A. A school district or charter school in this state shall not include in its program of instruction any courses or classes that include any of the following:
1. Promote the overthrow of the United States government.
2. Promote resentment toward a race or class of people
3. Are designed primarily for pupils of a particular ethnic group.
4. Advocate ethnic solidarity instead of the treatment of pupils as individuals.
In 2013, Judge Wallace Tashima, who was sitting by designation as district judge, ruled on the First Amendment and Fourteenth Amendment challenges to the statute, substantially upholding the statute but finding subsection (3) was unconstitutional under the First Amendment, but severable from the remainder of the statute.
Today's Ninth Circuit opinion - - - authored by New York District Judge Jed Rakoff sitting by designation, and joined in full by Judge Noonan, with a partial concurrence and dissent by Judge Richard Clifton - - - affirmed the district court’s rulings that § 15- 112(A)(3) is unconstitutional in violation of the First Amendment but severable from the rest of the statute; that §§ 15-112(A)(2) and (A)(4) are not overbroad in violation of the First Amendment; and that §§ 15-112(A)(2) and (A)(4) are not vague in violation of the Due Process Clause. However, the appellate panel found fault with the sua sponte grants of summary judgment - - - both on the equal protection claim and on a First Amendment viewpoint discrimination claim.

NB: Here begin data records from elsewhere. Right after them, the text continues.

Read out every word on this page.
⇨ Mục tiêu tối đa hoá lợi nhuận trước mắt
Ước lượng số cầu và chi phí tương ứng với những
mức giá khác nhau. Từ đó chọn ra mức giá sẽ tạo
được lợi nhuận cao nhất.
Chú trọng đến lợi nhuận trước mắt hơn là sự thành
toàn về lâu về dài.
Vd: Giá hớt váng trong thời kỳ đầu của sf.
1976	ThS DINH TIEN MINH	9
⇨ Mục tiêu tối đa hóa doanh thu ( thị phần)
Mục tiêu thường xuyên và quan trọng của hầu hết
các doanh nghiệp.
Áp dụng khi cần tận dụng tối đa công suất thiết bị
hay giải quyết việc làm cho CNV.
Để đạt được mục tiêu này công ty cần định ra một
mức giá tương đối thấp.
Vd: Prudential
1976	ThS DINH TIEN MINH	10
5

As to the equal protection claim, the Ninth Circuit concluded that subsections (3) and (4), while not facially discriminatory, raised constitutional issues because of evidence of their discriminatory purpose in enactment or enforcement. The Ninth Circuit remanded the issue to be considered by the district court in light of the Village of Arlington Heights v. Metro. Hous. Dev. Corp. (1997) factors:
- (1) the impact of the official action and whether it bears more heavily on one race than another;
- (2) the historical background of the decision;
- (3) the specific sequence of events leading to the challenged action;
- (4) the defendant’s departures from normal procedures or substantive conclusions; and
- (5) the relevant legislative or administrative history.
The majority discussed the factors and the evidence, finding that there was sufficient evidence to raise a genuine issue of material fact. Judge Clifton dissented on the procedural posture of the remand, arguing that the district court should be able to fully consider summary judgment.
On the other remanded issue - - - the First Amendment viewpoint discrimination claim - - - the Ninth Circuit did not preclude summary judgment, noting that the district judge "did not even review the evidence" on this issue.
As to the unconstitutionality of subsection (3) as violative of the First Amendment, the Ninth Circuit affirmed the district court. Interestingly, the Ninth Circuit stated:
The very danger we perceive was corroborated, at oral argument, when we asked counsel for defendants whether the statute could be found to prohibit a public school course in San Francisco on the topic of Chinese history that was open to all students but was designed in consideration of the substantial Chinese and Chinese American student population there that might benefit from a greater understanding of its history. Defendants asserted that the course could be found in violation. As indicated by this example, subsection (A)(3) threatens to chill the teaching of ethnic studies courses that may offer great value to students— yet it does so without furthering the legitimate pedagogical purpose of reducing racism.
However, the Ninth Circuit affirmed the district court's finding that the other sections of the statute survived the First Amendment challenges rooted in curricular decisions.
Thus, on remand, the state will need to show that its so-called anti-ethnic studies statute was not actually anti-people of certain ethnic identities.